With the fact that for every 9 US stations, there needs to be 1 Canadian in a programming package, with a minimum of 8 Canadian stations being broadcasted, can't both XM and SIRIUS just launch a bird in a Canadian Orbital slot and fill it only with Canadian Programming, then just add it as tiers...

Will be interesting to see if those south of Canada will be able to pickup the Canadian Content, and what will that mean when travelling to Canada? I know that both Sirius and XM have reception in Canada because they need to transmit in both Alaska and northeast USA (being that Ontario is more south than some states, so they get carry over), also what will happen to the sports programing...


----------



## Steve Mehs (Mar 21, 2002)

I never liked this idea from the start. If XM or Sirius want to get into Canada they should launch separate services. Bandwidth is limited and I don’t want channels to be axed or sound quality to get worse because of a bunch of Canadian stations have to be added.


----------



## alebowgm (Jun 12, 2004)

While I agree with that, I believe that in order for Sirius or XM to get into Canada, they also need to operate some of their programming from a Canadian DBS Slot. Hence, any of the Canadian stations that have to be added can be added only from the Canadian satellites that will be launched. 

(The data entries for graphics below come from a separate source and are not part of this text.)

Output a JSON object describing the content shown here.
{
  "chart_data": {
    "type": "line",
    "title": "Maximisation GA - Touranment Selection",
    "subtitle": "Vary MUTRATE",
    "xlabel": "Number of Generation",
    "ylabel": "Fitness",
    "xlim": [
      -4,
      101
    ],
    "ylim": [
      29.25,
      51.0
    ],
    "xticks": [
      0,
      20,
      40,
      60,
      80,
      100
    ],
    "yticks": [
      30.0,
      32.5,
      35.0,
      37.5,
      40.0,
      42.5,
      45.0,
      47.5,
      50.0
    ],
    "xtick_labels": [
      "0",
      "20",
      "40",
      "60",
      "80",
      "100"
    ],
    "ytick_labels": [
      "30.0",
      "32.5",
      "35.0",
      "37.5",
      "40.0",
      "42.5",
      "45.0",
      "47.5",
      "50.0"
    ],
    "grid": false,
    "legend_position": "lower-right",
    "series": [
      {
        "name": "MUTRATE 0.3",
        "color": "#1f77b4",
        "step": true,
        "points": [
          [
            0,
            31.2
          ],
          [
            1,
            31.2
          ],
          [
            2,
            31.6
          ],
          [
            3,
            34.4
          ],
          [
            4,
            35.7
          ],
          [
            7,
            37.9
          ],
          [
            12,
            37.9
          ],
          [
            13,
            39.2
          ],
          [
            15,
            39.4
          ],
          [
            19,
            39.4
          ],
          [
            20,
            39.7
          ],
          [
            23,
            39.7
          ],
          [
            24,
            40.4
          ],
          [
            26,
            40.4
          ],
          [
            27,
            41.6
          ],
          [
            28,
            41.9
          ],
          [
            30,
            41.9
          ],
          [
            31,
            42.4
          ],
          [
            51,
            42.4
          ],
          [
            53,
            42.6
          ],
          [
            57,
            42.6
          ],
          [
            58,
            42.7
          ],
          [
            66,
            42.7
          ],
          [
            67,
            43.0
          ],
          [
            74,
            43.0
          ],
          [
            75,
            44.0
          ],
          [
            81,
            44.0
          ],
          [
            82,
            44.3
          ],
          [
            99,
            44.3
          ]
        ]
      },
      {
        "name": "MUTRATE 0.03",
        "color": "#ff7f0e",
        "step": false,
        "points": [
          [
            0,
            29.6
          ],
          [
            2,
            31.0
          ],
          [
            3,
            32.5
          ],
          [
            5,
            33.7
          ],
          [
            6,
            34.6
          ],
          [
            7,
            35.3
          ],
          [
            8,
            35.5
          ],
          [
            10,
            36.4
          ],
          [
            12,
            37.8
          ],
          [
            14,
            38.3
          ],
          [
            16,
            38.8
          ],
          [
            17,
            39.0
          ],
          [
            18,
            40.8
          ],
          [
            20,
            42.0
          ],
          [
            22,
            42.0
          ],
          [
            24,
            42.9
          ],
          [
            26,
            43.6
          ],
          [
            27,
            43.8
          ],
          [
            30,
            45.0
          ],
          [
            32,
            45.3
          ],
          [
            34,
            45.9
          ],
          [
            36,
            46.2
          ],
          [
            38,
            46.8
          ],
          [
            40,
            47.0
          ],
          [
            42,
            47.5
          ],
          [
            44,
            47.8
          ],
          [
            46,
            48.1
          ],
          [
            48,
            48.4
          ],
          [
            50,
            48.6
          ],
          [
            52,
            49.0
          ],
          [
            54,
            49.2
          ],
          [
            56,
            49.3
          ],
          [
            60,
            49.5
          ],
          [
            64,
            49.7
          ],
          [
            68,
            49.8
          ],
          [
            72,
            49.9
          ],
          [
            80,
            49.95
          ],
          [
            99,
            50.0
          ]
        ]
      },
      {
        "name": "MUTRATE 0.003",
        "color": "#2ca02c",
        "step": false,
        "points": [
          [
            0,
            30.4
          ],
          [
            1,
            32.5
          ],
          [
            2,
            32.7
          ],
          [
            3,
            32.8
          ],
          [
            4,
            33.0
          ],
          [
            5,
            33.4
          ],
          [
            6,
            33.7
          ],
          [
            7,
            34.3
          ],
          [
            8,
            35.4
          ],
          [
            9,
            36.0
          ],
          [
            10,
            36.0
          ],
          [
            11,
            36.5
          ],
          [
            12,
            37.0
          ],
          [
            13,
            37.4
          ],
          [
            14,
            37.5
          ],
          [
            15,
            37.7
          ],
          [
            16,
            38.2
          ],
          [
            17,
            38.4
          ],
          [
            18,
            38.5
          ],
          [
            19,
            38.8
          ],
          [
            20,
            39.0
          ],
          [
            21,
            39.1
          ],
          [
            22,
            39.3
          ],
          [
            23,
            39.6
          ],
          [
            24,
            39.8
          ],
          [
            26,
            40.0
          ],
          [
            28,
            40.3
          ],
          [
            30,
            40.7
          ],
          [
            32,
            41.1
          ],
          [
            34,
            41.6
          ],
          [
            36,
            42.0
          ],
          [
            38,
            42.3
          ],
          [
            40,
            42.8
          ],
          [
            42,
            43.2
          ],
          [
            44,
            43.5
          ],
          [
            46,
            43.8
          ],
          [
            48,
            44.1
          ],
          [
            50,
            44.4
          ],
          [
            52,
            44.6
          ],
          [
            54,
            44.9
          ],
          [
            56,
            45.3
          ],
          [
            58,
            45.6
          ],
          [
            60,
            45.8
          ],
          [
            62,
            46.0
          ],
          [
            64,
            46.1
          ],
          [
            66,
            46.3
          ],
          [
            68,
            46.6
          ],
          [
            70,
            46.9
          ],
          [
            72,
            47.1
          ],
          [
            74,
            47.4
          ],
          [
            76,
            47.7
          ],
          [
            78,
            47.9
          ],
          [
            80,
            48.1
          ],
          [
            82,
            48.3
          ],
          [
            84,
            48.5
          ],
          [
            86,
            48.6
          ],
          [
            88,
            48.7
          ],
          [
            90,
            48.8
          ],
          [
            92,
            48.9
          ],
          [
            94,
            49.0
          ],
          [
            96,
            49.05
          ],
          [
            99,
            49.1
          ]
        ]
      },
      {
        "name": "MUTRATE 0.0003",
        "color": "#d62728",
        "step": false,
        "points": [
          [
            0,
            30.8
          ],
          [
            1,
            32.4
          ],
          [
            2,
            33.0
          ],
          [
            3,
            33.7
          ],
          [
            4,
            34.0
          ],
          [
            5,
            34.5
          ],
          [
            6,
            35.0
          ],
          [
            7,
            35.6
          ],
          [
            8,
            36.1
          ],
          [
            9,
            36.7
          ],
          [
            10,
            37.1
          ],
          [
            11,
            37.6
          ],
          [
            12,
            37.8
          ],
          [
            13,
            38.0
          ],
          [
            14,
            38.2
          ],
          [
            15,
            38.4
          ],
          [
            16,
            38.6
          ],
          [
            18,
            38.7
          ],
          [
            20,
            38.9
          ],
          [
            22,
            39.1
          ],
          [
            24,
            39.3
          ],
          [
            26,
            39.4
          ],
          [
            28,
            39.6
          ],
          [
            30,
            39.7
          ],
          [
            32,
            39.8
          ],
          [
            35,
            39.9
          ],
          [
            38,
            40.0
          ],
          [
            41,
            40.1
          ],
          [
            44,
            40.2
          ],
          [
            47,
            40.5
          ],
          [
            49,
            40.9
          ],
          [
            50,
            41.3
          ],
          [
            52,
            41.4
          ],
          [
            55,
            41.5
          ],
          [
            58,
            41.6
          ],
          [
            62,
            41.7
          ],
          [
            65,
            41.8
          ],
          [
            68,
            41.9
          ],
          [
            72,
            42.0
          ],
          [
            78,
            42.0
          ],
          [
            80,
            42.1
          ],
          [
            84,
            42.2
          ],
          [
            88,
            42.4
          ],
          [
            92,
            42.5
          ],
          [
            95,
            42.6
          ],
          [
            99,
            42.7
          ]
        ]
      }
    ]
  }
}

Moreover, the Canadian content may be of interest, depending on what they decide to go with for every 1 of 9 stations...


----------



## obrienaj (Apr 8, 2004)

alebowgm said:


> While I agree with that, I believe that in order for Sirius or XM to get into Canada, they also need to operate some of their programming from a Canadian DBS Slot. Hence, any of the Canadian stations that have to be added can be added only from the Canadian satellites that will be launched.
> 
> Moreover, the Canadian content may be of interest, depending on what they decide to go with for every 1 of 9 stations...


Canadian content is generally more varied than US radio content. Certainly, CBC's networks are significantly different than most US broadcast stations carrying a wide array of entertainment and news, much broader than NPR. "Regular" (Non-CBC) Canadian stations sound similar to US stations but often have a broader play list, feature a few more unfamliar/new artists, don't beep out swear words as much. French language Canadian stations will have more European feel to their music, not just songs in French, more Europop in English. Sports Networks in Canada sound the same as the USA stations.


----------



## Art7220 (Feb 4, 2004)

Steve Mehs said:


> I never liked this idea from the start. If XM or Sirius want to get into Canada they should launch separate services...


The problem would be, we would have to get new equipment if we want to hear the Can channels. Then, it would be like DirecTV and Dish, who have zero Canadian content, which is why I dropped them except for the supers. There's cable, if you really want to see American channels. But anyway...

I'm now thinking of going Gray Market for Stern next year. Saves a couple bucks off the subscription. Expect a lot of grays from the US now.

-A-


----------



## SamC (Jan 20, 2003)

What you will hear (XM version) IMHO:

On the music side, they will have to come up with 8 Canadian stations in order to offer all of the so-called US musical channels. So look for one Canadian channel per basic genre, such as Canada Rocks, Canadian Country, etc. Plus a couple of these will have French DJs, which covers the French requirement. These will NOT be offered to US subscribers. 

On the talk/sports/other side, look for nothing on the sports menu other than NASCAR (until it goes away) and the baseball package, probably with the Blue Jays always having their announcers on (rather than the current system of always using the home team). Then they will look for Canadian versions of sports talk networks or produce their own. Maybe one or two of these. On the talk side, the only ones that would show up would be ASK, Radio Classics, Sonic, Discovery, Open Road, and the two comedy channels. Probably with Toronto, and maybe Montreal and Vancouver, added to the traffic system. None of the US news channels will make it, rather you will get probably a national feed of CBC, plus whatever they can hodgepodge together as a Canadian political talk channel out of syndication, plus CPAC.

Other than perhaps CBC, the effect of this on US subscribers will be zero. US units will "see" the current US line up, plus perhaps the CBC. Canadian units will "see" the line-up I describe above. Unauthorized channels on both sides of the line simply won't appear.


----------



## SAEMike (May 29, 2004)

alebowgm said:


> http://www.pulse24.com/Business/Top_Story/20050616-002/page.asp
> 
> With the fact that for every 9 US stations, there needs to be 1 Canadian in a programming package, with a minimum of 8 Canadian stations being broadcasted, can't both XM and SIRIUS just launch a bird in a Canadian Orbital slot and fill it only with Canadian Programming, then just add it as tiers...
> 
> Will be interesting to see if those south of Canada will be able to pickup the Canadian Content, and what will that mean when travelling to Canada? I know that both Sirius and XM have reception in Canada because they need to transmit in both Alaska and northeast USA (being that Ontario is more south than some states, so they get carry over), also what will happen to the sports programing...


Sirius and XM do not offer service in Alaska.


----------